Soins préhospitaliers d'urgence - Legault veut uniformiser les services au Québec

Le ministre de la Santé, François Legault, veut offrir de meilleurs services préhospitaliers d'urgence partout au Québec. Proposant une réforme de ces services en déposant un projet de loi hier à l'Assemblée nationale, M. Legault a confirmé la nouvelle du Devoir d'hier voulant que les responsabilités seraient revues en partant des régies régionales jusqu'aux ambulanciers. Mais pour accélérer les services, M. Legault mise sur les premiers répondants.

«Le but visé est très simple, c'est qu'on ait moins de décès et moins de problèmes causés par les délais d'attente pour les ambulances», a-t-il déclaré lors d'un point de presse avant d'ajouter que «le service est assez disparate d'une région à l'autre. On veut que ce soit plus uniforme au Québec».

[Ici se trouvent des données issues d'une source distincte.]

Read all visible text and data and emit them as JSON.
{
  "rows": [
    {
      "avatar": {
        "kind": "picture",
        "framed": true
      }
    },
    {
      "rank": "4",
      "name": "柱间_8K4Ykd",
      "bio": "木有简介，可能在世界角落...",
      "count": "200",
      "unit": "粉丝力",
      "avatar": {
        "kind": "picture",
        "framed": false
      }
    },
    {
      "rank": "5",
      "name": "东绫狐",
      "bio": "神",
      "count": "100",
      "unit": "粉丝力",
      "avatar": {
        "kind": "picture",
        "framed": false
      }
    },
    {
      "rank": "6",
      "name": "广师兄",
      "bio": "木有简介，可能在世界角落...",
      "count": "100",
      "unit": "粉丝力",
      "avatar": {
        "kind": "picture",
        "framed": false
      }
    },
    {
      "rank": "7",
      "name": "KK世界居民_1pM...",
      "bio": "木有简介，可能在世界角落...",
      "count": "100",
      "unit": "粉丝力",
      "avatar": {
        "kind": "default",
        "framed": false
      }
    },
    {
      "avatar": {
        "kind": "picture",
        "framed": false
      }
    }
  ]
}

Seulement 10 % des municipalités au Québec peuvent compter sur des premiers répondants. Ce n'est pas suffisant, convient le ministre Legault avec le rapport Dicaire, qui concluait les travaux du Comité national sur les révisions des services préhospitaliers d'urgence en 2000. Québec s'assurera que les premiers répondants reçoivent une formation de 60 heures, soit trois fois plus longue que celle des simples secouristes.


Le gouvernement investit cette année 4,7 millions en services de premiers répondants et prévoit qu'après négociations avec les municipalités, ce montant récurrent s'élèvera à 35 millions.


«On est en négociations avec les municipalités pour le partage de ces coûts», a reconnu le ministre de la Santé.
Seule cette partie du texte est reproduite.